El líder del PP arrancó el curso entrando en el cuerpo a cuerpo contra Santiago Abascal para combatir el auge de la ultraderecha pero la dimisión de Mazón torció sus planes

Desde mediados de septiembre pasado, Alberto Núñez Feijóo cambió el planteamiento con Santiago Abascal. El líder del PP pasó de apenas nombrar al presidente de Vox en público a enviarle dardos continuos. El último, este domingo durante la manifestación en el Templo de Debod de Madrid después de haber suspendido los ataques por el pacto de investidura en la Comunidad Valenciana. Esta es una relación de las apelaciones idas y venidas del jefe de los populares con el presidente de los ultras.
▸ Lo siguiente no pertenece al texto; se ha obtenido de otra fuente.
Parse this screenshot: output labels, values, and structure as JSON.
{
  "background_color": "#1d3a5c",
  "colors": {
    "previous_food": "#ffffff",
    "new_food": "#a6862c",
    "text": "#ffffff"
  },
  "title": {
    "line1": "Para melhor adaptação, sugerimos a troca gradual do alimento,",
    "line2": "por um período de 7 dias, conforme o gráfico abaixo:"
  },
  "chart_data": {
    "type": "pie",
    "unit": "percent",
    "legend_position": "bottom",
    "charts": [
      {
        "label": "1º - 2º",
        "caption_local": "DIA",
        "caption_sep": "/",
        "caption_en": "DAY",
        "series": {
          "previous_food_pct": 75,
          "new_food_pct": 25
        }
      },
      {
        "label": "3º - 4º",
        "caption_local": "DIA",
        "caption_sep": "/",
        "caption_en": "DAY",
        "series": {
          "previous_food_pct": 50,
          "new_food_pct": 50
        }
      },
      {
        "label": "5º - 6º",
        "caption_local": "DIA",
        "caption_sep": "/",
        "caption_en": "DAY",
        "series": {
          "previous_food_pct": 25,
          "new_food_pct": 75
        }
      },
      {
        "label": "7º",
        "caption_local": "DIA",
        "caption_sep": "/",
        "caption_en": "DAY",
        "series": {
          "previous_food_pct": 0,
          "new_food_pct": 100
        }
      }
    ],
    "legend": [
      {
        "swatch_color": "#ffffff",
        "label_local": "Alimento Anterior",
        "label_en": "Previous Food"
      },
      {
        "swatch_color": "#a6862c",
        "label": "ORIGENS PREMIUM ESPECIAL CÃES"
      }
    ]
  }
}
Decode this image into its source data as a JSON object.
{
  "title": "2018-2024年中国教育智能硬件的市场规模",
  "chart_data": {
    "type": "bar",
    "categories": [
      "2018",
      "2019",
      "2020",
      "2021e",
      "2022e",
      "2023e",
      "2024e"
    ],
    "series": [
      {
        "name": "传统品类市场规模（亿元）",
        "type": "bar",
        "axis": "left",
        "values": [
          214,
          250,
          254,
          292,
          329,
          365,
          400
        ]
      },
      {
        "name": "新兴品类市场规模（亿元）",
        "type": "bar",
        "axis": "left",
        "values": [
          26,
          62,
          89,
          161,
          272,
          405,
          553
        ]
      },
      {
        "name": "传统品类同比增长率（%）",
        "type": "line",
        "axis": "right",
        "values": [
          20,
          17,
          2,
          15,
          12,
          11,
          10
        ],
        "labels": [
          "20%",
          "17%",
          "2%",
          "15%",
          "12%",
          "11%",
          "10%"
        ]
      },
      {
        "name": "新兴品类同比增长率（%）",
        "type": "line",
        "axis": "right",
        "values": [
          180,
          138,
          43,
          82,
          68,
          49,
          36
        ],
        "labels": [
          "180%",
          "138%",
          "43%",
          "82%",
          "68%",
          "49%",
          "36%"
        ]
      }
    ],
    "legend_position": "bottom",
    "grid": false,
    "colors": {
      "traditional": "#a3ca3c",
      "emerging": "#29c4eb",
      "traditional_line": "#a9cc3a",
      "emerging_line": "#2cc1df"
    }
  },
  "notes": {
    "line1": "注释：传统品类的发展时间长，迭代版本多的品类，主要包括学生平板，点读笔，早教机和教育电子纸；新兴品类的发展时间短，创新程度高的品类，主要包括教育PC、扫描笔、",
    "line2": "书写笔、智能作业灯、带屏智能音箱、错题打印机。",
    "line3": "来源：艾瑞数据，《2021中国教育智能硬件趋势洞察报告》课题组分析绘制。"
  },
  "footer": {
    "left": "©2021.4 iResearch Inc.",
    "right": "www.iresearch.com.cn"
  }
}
14 de septiembre. Ciudad Real. “No aceptamos lecciones de quienes jamás han solucionado un problema”. El mismo día en el que la Vuelta Ciclista acababa en Madrid, Feijóo clausuró por la mañana un acto del PP centrado en la agricultura, un sector en el que Vox permea con facilidad. “No aceptamos lecciones de quienes jamás han solucionado un problema en el ámbito rural y tienen soluciones para todo”, afirmó el líder de los populares el 13 de septiembre en Membrilla (Ciudad Real), en alusión a los ultras, asumiendo a la vez parte de sus postulados sobre el mundo rural en su intervención. “[Tampoco lecciones] de quienes, cuando han tenido ocasión de estar en los gobiernos autonómicos, los han abandonado porque es mucho más fácil criticar que gobernar”, censuró.